Artificial Intelligence (AI) has entered our daily lives like never before and we are yet to unravel the many other ways in which it could flourish. All tech giants such as Microsoft, Uber, Google, Facebook, Apple, Amazon, Oracle, Intel, IBM or Twitter are competing in the race to lead the market and acquire the most innovative and promising AI businesses. AI is already being used in everyday life with applications including speech recognition, smart cars, fraud detection, security surveillance, music recommendations and AI-powered personal virtual assistant such as Cortana (Microsoft), Siri (Apple) or Alexa (Amazon).
Discussions on AI are generally dappled with the terms, ‘Machine Learning’ and ‘Deep Learning’. Moreover, they are often interchangeably used. Though they are closely related to each other, they have different meanings. This article will go through such differences and illustrate what is artificial intelligence machine learning and deep learning and also point out how they are interconnected to each other.
According to the father of Artificial Intelligence, John McCarthy, it is “The science and engineering of making intelligent machines, especially intelligent computer programs.” Artificial Intelligence is a way of making a computer, a computer-controlled robot, or a software think intelligently, in the similar manner the intelligent humans think. While exploiting the power of the computer systems, the curiosity of human, lead him to wonder, “Can a machine think and behave like humans do?”
Thus, the development of AI started with the intention of creating similar intelligence in machines that we find and regard high in humans.
Knowledge engineering is a core part of AI research. Machines can often act and react like humans only if they have abundant information relating to the world. Artificial intelligence must have access to objects, categories, properties and relations between all of them to implement knowledge engineering. Initiating common sense, reasoning and problem-solving power in machines is a difficult and tedious approach.
The phrase ‘machine learning’ dates back to the middle of the last century where Arthur Samuel in 1959 defined machine learning as “the ability to learn without being explicitly programmed.”
Machine learning is a type of AI that facilitates a computer’s ability to learn and essentially teach itself to evolve as it becomes exposed to new and ever-changing data. For example, Facebook’s news feed uses machine learning in an effort to personalize each individual’s feed based on what they like. The main elements of traditional machine learning software are statistical analysis and predictive analysis used to spot patterns and find hidden insights based on observed data from previous computations without being programmed on where to look.

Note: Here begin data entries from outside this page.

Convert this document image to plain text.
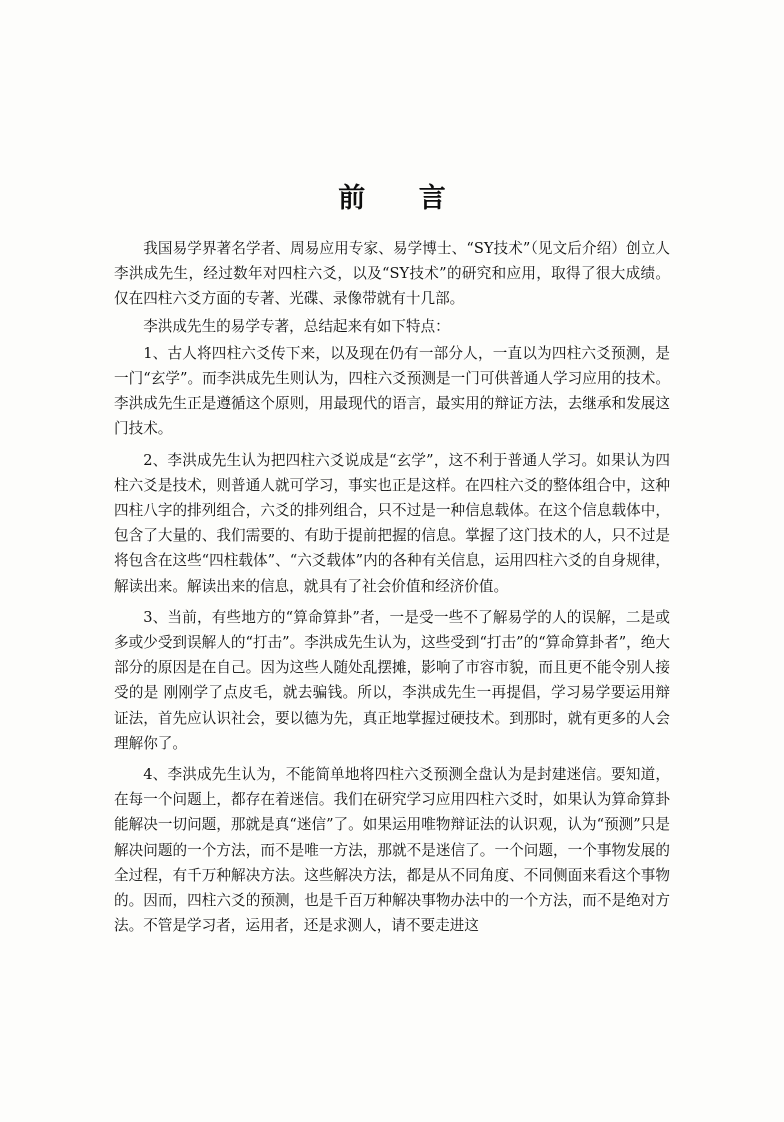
前 言

我国易学界著名学者、周易应用专家、易学博士、“SY技术”（见文后介绍）创立人李洪成先生，经过数年对四柱六爻，以及“SY技术”的研究和应用，取得了很大成绩。仅在四柱六爻方面的专著、光碟、录像带就有十几部。

李洪成先生的易学专著，总结起来有如下特点：

1、古人将四柱六爻传下来，以及现在仍有一部分人，一直以为四柱六爻预测，是一门“玄学”。而李洪成先生则认为，四柱六爻预测是一门可供普通人学习应用的技术。李洪成先生正是遵循这个原则，用最现代的语言，最实用的辩证方法，去继承和发展这门技术。

2、李洪成先生认为把四柱六爻说成是“玄学”，这不利于普通人学习。如果认为四柱六爻是技术，则普通人就可学习，事实也正是这样。在四柱六爻的整体组合中，这种四柱八字的排列组合，六爻的排列组合，只不过是一种信息载体。在这个信息载体中，包含了大量的、我们需要的、有助于提前把握的信息。掌握了这门技术的人，只不过是将包含在这些“四柱载体”、“六爻载体”内的各种有关信息，运用四柱六爻的自身规律，解读出来。解读出来的信息，就具有了社会价值和经济价值。

3、当前，有些地方的“算命算卦”者，一是受一些不了解易学的人的误解，二是或多或少受到误解人的“打击”。李洪成先生认为，这些受到“打击”的“算命算卦者”，绝大部分的原因是在自己。因为这些人随处乱摆摊，影响了市容市貌，而且更不能令别人接受的是 刚刚学了点皮毛，就去骗钱。所以，李洪成先生一再提倡，学习易学要运用辩证法，首先应认识社会，要以德为先，真正地掌握过硬技术。到那时，就有更多的人会理解你了。

4、李洪成先生认为，不能简单地将四柱六爻预测全盘认为是封建迷信。要知道，在每一个问题上，都存在着迷信。我们在研究学习应用四柱六爻时，如果认为算命算卦能解决一切问题，那就是真“迷信”了。如果运用唯物辩证法的认识观，认为“预测”只是解决问题的一个方法，而不是唯一方法，那就不是迷信了。一个问题，一个事物发展的全过程，有千万种解决方法。这些解决方法，都是从不同角度、不同侧面来看这个事物的。因而，四柱六爻的预测，也是千百万种解决事物办法中的一个方法，而不是绝对方法。不管是学习者，运用者，还是求测人，请不要走进这
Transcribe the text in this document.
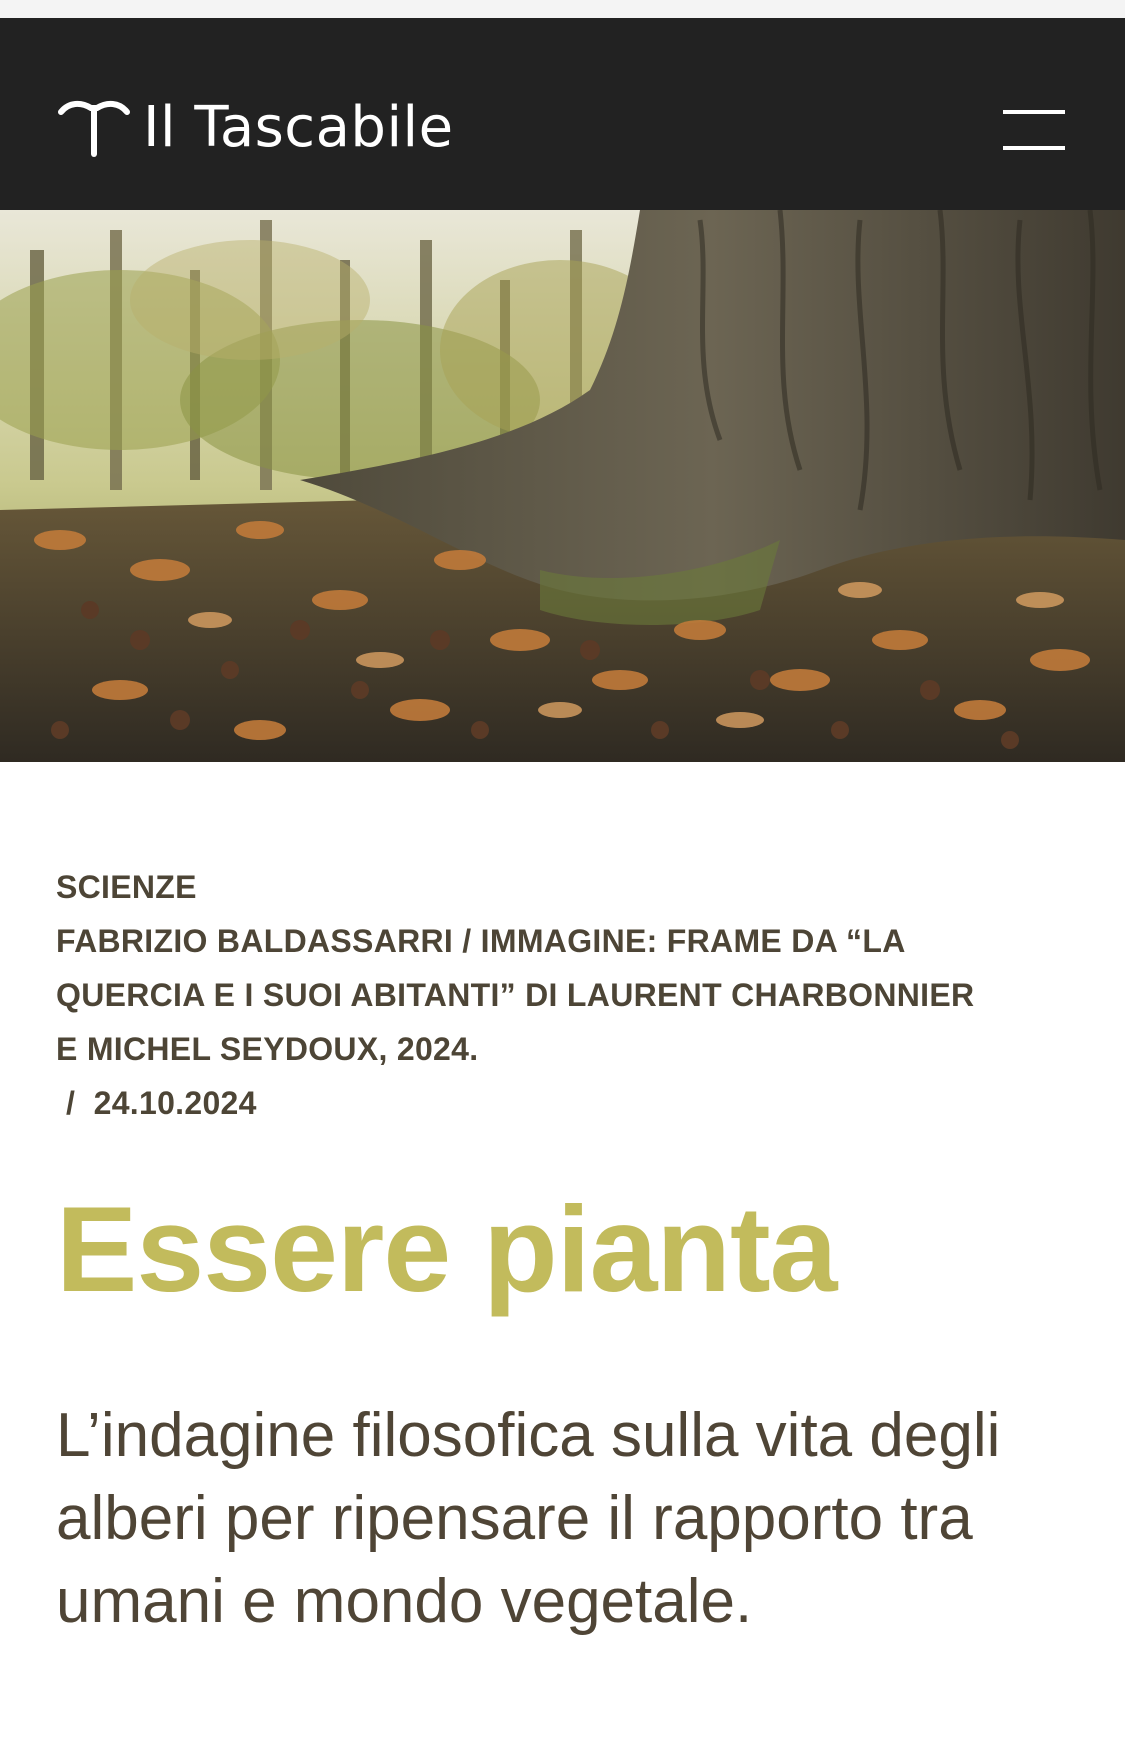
Il Tascabile
SCIENZE
FABRIZIO BALDASSARRI / IMMAGINE: FRAME DA “LA
QUERCIA E I SUOI ABITANTI” DI LAURENT CHARBONNIER
E MICHEL SEYDOUX, 2024.
/ 24.10.2024
Essere pianta

L’indagine filosofica sulla vita degli alberi per ripensare il rapporto tra umani e mondo vegetale.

Machine learning has truly evolved over the years by its ability to sift through complex and Big Data. Many may be surprised to know that they encounter machine learning applications in their everyday lives through streaming services like Netflix and social media algorithms that alert to trending topics or hashtags. Feature extraction in machine learning requires a programmer to tell the computer what kinds of things it should be looking for that will be formative in making a decision, which can be a time-consuming process. This also results in machine learning having decreased accuracy due to the element of human error during the programming process.
Deep Learning is a new area of machine learning research, which has been introduced with the objective of moving machine learning closer to artificial intelligence.
It relates to study of ‘deep neural networks’ in the human brain and, under this perspective, the deep learning tries to emulate the functions of inner layers of the human brain, creating knowledge from multiple layers of information processing. Since the deep learning technology is modelled after the human brain, each time new data is poured in, its capabilities get better.
Under the deep learning paradigm, essentially the machine is ‘trained’ using large amounts of data and algorithms to give it the ability to learn how to perform the task. This data is fed through neural networks which ask a series of binary true/false questions or numerical values, of every bit of data which pass through them, and classify it according to the answers received.
Today, image recognition by machines trained via deep learning, in some scenarios is better than humans, and that ranges from cats to identifying indicators for cancer in blood and tumors in MRI scans. Back to some lines ago, Google’s AlphaGo learned the game, and trained for its Go match — it tuned its neural network — by playing against itself over and over and over.